3rd Regiment Royal Horse Artillery
Active 27 August 1938 – present
but all the individual batteries except one have served since creation between 1793 & 1811
Country  United Kingdom
Branch  British Army
Role Field artillery
Size Five batteries
Part of 1st Artillery Brigade
Garrison/HQ Albemarle Barracks, Northumberland, England
Nickname(s) The Liverpool & Manchester Gunners
Equipment L118 light gun
Engagements

Second World War

Western Desert Campaign
Tunisia Campaign
Italian Campaign
North West Europe Campaign
Battle honours Ubique

Second World War

3rd Regiment Royal Horse Artillery is a regiment of the Royal Horse Artillery in the British Army. They are currently based at Albemarle Barracks, Northumberland, England.

The regiment was constituted in 1939 out of existing batteries.

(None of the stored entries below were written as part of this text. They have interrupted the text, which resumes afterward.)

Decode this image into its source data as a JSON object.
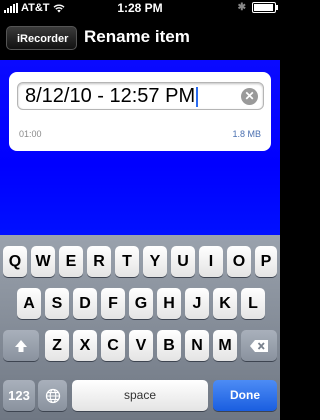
{
  "status_bar": {
    "carrier": "AT&T",
    "time": "1:28 PM"
  },
  "nav": {
    "back_label": "iRecorder",
    "title": "Rename item"
  },
  "item": {
    "name_value": "8/12/10 - 12:57 PM",
    "duration": "01:00",
    "size": "1.8 MB"
  },
  "keyboard": {
    "row1": [
      "Q",
      "W",
      "E",
      "R",
      "T",
      "Y",
      "U",
      "I",
      "O",
      "P"
    ],
    "row2": [
      "A",
      "S",
      "D",
      "F",
      "G",
      "H",
      "J",
      "K",
      "L"
    ],
    "row3": [
      "Z",
      "X",
      "C",
      "V",
      "B",
      "N",
      "M"
    ],
    "numbers_key": "123",
    "space_key": "space",
    "done_key": "Done"
  },
  "colors": {
    "content_background": "#0000ff",
    "done_key": "#1a5ee0",
    "size_text": "#4a6fb0"
  }
}
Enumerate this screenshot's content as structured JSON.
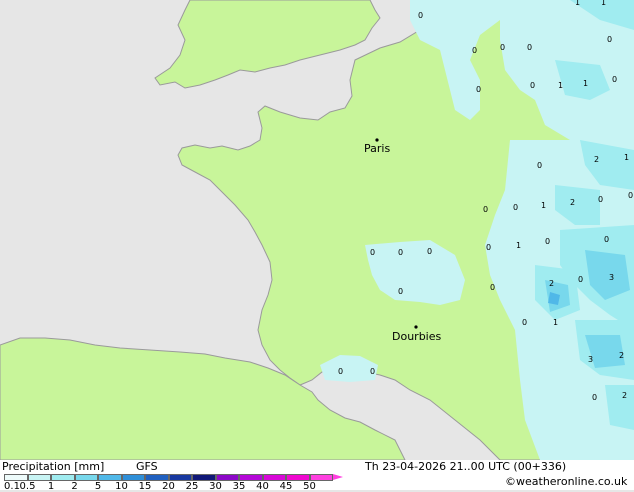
{
  "map": {
    "cities": [
      {
        "name": "Paris"
      },
      {
        "name": "Dourbies"
      }
    ],
    "grid_values": [
      "0",
      "0",
      "0",
      "0",
      "1",
      "1",
      "1",
      "0",
      "0",
      "0",
      "1",
      "2",
      "0",
      "0",
      "0",
      "0",
      "1",
      "2",
      "1",
      "0",
      "0",
      "0",
      "0",
      "1",
      "3",
      "2",
      "1",
      "0",
      "0",
      "0",
      "0",
      "0",
      "0",
      "0",
      "0",
      "2",
      "3",
      "2",
      "0",
      "0",
      "0"
    ]
  },
  "footer": {
    "title": "Precipitation [mm]",
    "model": "GFS",
    "datetime": "Th 23-04-2026 21..00 UTC (00+336)",
    "credit": "©weatheronline.co.uk",
    "scale": {
      "labels": [
        "0.1",
        "0.5",
        "1",
        "2",
        "5",
        "10",
        "15",
        "20",
        "25",
        "30",
        "35",
        "40",
        "45",
        "50"
      ],
      "colors": [
        "#eefbfb",
        "#c8f4f4",
        "#a0ecf0",
        "#78d8ec",
        "#50b8e8",
        "#2f8fd8",
        "#2060c0",
        "#1838a0",
        "#101878",
        "#8c08c8",
        "#b408d8",
        "#d808d8",
        "#f008d0",
        "#ff40e0"
      ]
    }
  }
}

Two of the batteries have served continuously since the 1790s. Two others have served continuously since their formation in the period 1805-1811 during the Napoleonic wars. M Battery, by contrast, has served continuously since 1993.

The basic organic unit of the Royal Artillery was, and is, the Battery. Prior to May 1938, when grouped together they formed brigades, in the same way that infantry battalions or cavalry regiments were grouped together in brigades. At the outbreak of the First World War, a field artillery brigade of headquarters (4 officers, 37 other ranks), three batteries (5 and 193 each), and a brigade ammunition column (4 and 154) had a total strength just under 800 so was broadly comparable to an infantry battalion (just over 1,000) or a cavalry regiment (about 550). Like an infantry battalion, an artillery brigade was usually commanded by a Lieutenant-Colonel. After May 1938, brigades were redesignated as regiments and on 27 August 1938, III Brigade Royal Horse Artillery at Abbassia, Egypt was redesignated as 3rd Regiment Royal Horse Artillery.

Also in 1938, artillery brigades were reorganized from three six-gun batteries to two 12-gun batteries. Rather than disband existing batteries, they were instead linked in pairs. As a result, D and J Batteries formed D/J Battery on 11 May 1938 and M and P Batteries were linked as M/P Battery on the same date. This was the regiment's structure on formation but in the event the batteries were unlinked within months (in September 1939) and the regiment operated with four batteries.